Cela ne veut pas dire que la Chine est parfaite - aucune nation ne l'est. Mais cela signifie que l'Occident doit passer du déni à l'adaptation. L'avenir ne sera pas dominé par les Américains ou les Européens. Il sera co-gouverné, la Chine jouant un rôle prépondérant. L'Occident doit se recalibrer, non pas dans la peur, mais dans le respect mutuel.
Comme l'a dit Zhou Bo : « Vous ne pouvez pas être la puissance la plus forte du monde et encore revendiquer le statut de victime. » On pourrait dire la même chose des États-Unis - ils doivent accepter que d'autres se sont levés, et que l'humilité, pas l'hégémonie, définira le 21e siècle.
DE PAX AMERICANA A PAX SINICA ?
Nous entrons en effet dans une nouvelle ère - non pas marquée par l'effondrement de l'Occident, mais par sa maturation.
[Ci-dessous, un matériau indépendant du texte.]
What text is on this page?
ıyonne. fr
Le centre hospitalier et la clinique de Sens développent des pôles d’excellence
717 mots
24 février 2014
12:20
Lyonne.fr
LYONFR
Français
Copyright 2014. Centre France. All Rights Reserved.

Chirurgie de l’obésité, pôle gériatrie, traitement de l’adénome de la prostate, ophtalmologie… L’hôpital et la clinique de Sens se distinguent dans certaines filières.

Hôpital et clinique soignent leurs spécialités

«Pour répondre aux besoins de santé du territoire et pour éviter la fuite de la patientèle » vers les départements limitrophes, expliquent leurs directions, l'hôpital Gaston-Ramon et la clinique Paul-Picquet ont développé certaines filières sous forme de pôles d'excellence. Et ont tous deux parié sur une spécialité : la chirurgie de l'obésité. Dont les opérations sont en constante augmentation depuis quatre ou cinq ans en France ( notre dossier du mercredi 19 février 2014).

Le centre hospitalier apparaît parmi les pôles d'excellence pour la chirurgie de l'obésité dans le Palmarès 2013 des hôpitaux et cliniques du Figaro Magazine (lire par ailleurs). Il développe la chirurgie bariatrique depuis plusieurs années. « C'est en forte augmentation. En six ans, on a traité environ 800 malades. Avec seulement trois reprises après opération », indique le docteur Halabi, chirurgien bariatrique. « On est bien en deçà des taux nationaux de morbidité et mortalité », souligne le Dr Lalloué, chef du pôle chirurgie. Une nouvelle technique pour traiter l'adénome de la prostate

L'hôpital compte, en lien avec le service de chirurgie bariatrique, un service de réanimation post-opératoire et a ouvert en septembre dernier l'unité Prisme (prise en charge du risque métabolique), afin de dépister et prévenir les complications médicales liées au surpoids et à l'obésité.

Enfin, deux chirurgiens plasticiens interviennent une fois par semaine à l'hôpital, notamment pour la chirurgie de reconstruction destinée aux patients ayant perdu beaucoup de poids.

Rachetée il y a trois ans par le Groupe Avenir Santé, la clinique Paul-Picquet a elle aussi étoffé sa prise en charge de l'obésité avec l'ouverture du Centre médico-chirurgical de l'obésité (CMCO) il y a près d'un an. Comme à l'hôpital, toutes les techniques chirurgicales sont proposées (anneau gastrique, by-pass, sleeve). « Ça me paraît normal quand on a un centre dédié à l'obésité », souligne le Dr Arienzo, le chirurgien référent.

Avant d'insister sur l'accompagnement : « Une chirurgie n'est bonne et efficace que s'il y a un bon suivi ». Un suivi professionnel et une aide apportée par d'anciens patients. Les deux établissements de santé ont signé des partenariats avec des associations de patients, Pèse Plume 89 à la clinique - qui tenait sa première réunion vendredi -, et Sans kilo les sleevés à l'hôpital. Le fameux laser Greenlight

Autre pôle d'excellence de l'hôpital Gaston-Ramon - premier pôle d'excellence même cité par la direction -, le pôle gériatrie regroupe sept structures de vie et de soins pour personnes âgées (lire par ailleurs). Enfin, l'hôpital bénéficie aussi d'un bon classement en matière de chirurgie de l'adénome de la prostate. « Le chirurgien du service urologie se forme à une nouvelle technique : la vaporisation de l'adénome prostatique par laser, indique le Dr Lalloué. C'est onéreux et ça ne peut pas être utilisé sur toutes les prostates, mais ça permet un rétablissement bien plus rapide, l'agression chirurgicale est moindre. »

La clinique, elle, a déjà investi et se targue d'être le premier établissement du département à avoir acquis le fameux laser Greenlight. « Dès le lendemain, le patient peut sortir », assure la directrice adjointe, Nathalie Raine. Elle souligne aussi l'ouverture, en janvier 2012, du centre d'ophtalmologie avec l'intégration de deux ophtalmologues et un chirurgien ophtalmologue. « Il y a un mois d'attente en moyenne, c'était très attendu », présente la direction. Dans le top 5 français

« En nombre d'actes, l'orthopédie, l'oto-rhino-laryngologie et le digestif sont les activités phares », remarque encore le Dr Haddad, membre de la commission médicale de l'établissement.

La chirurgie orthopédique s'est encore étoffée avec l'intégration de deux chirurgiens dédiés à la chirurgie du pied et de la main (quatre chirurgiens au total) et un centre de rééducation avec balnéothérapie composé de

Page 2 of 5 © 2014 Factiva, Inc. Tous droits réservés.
Apprendre de la Chine ne signifie pas devenir la Chine. Cela signifie reconnaître que le leadership aujourd'hui ne se mesure pas seulement en porte-avions ou en PIB, mais aussi en résilience, diplomatie et capacité de construire.
L'Occident a dirigé le monde pendant 500 ans. Il est maintenant temps de partager la scène avec un pouvoir résurgent, qui a repris la place qui lui revient et porte en elle la sagesse d'une civilisation vieille de 5000 ans.